Growing evidence supports the idea that in addition to their well established role in the immune system, chemokines might play a role in both normal and pathological brain function, and the chemokine network could interact with other neuromodulators. The chemokine stromal cell-derived growth factor (SDF)-1 alpha/CXCL12, a member of the CXC chemokine family, was tested for its possible effect on the analgesic responses of the cannabinoid receptor agonist aminoalkylindole 4,5-dihydro-2-methyl-4-( 4-morpholinylmethyl)-1-(1-naphthalenyl-carbonyl)-6H-pyrrolo-[ 3,2,1ij]quinolin-6-one [(+)-WIN 55,212-2, hereafter WIN 55,212-2] at the level of the periaqueductal gray (PAG), a brain region critical to the processing of pain signals, and a primary site of action of many analgesic compounds.

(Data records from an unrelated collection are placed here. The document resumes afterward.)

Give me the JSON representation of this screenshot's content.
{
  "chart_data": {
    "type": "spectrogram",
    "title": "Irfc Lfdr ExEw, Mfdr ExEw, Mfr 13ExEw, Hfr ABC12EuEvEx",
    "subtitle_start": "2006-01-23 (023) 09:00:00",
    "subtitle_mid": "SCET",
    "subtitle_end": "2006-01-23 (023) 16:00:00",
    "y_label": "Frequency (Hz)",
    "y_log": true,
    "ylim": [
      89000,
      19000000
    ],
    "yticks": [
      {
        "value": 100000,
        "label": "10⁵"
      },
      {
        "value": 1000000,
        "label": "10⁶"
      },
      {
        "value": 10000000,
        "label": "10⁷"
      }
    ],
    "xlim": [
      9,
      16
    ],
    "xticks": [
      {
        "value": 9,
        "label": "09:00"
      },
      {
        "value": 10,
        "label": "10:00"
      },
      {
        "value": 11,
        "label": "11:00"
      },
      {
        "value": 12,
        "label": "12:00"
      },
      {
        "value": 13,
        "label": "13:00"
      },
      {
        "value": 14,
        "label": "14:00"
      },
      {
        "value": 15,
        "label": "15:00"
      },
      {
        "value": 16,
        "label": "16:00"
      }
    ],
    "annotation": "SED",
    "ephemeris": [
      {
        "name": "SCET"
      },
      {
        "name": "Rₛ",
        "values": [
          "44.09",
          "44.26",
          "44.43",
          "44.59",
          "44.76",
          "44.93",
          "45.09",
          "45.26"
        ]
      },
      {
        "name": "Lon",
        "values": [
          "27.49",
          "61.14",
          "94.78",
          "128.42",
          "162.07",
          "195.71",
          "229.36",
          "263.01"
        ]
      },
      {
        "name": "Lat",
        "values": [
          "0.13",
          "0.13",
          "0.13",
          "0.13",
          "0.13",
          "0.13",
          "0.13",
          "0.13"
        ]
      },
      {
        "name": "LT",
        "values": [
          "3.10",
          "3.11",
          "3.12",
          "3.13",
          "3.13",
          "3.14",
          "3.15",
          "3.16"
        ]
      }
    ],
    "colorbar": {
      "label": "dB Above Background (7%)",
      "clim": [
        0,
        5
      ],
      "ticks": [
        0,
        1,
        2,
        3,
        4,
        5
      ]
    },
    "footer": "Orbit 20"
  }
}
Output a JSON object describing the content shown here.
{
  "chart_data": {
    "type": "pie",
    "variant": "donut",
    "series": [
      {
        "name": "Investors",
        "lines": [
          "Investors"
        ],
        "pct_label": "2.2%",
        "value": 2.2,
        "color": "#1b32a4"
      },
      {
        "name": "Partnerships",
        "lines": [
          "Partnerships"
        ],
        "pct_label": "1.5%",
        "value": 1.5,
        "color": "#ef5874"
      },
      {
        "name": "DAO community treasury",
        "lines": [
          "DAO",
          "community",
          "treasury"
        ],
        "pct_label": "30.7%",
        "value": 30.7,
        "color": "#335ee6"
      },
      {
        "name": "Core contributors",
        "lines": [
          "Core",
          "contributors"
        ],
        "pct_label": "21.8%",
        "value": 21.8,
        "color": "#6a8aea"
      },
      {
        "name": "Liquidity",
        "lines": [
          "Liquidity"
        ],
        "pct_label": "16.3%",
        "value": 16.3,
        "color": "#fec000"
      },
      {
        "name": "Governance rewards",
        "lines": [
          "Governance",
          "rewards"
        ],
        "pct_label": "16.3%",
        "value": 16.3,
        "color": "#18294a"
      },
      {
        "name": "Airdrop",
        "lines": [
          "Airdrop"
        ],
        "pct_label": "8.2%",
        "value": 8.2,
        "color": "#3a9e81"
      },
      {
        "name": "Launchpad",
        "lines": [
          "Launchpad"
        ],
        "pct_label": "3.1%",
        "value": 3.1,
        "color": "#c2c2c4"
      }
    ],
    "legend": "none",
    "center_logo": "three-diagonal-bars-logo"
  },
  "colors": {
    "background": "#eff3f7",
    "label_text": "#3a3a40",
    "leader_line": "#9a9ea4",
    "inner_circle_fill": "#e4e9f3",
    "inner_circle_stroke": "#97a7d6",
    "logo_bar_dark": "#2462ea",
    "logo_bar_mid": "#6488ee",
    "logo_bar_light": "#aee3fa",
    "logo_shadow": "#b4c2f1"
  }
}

The administration of WIN 55,212-2 (0.1-0.4 mu g/mu l) into the PAG resulted in antinociception in a dose-dependent manner. The selective cannabinoid (CB) 1 antagonist N-(piperidin-1-yl)-5-(4-chlorophenyl)-1-(2,4-dichlorophenyl)-4-methyl-1H-pyrazole-3-carboxamide hydrochloride (SR 141716A; 1-10 mu g) given into the PAG blocked the WIN 55,212-2-induced antinociception. In contrast, the selective CB2 antagonist N-[(1S)-endo-1,3,3-trimethyl bicyclo heptan-2-yl]-5-(4-chloro-3-methylphenyl)-1-( 4-methylbenzyl)-pyrazole-3-carboxamide (SR144528; 10 mu g) did not alter the WIN 55,212-2-induced antinociception. Pretreatment with SDF-1 alpha/CXCL12 (100 ng) caused a reduction in antinociceptive responses of WIN 55,212-2. The inhibitory effect of SDF-1 alpha/CXCL12 on WIN 55,212-2-induced antinociception was reversed by octahydrochloride hydrate (AMD 3100) (10-50 ng), an antagonist of the SDF-1 alpha/CXCL12, acting at its receptor, CXCR4. This study reports the first in vivo evidence of a functional interaction between chemokine and cannabinoid systems in the brain, showing that the activation of SDF-1 alpha/CXCL12 receptors (CXCR4) in the PAG interferes with the analgesic effects of WIN 55212-2.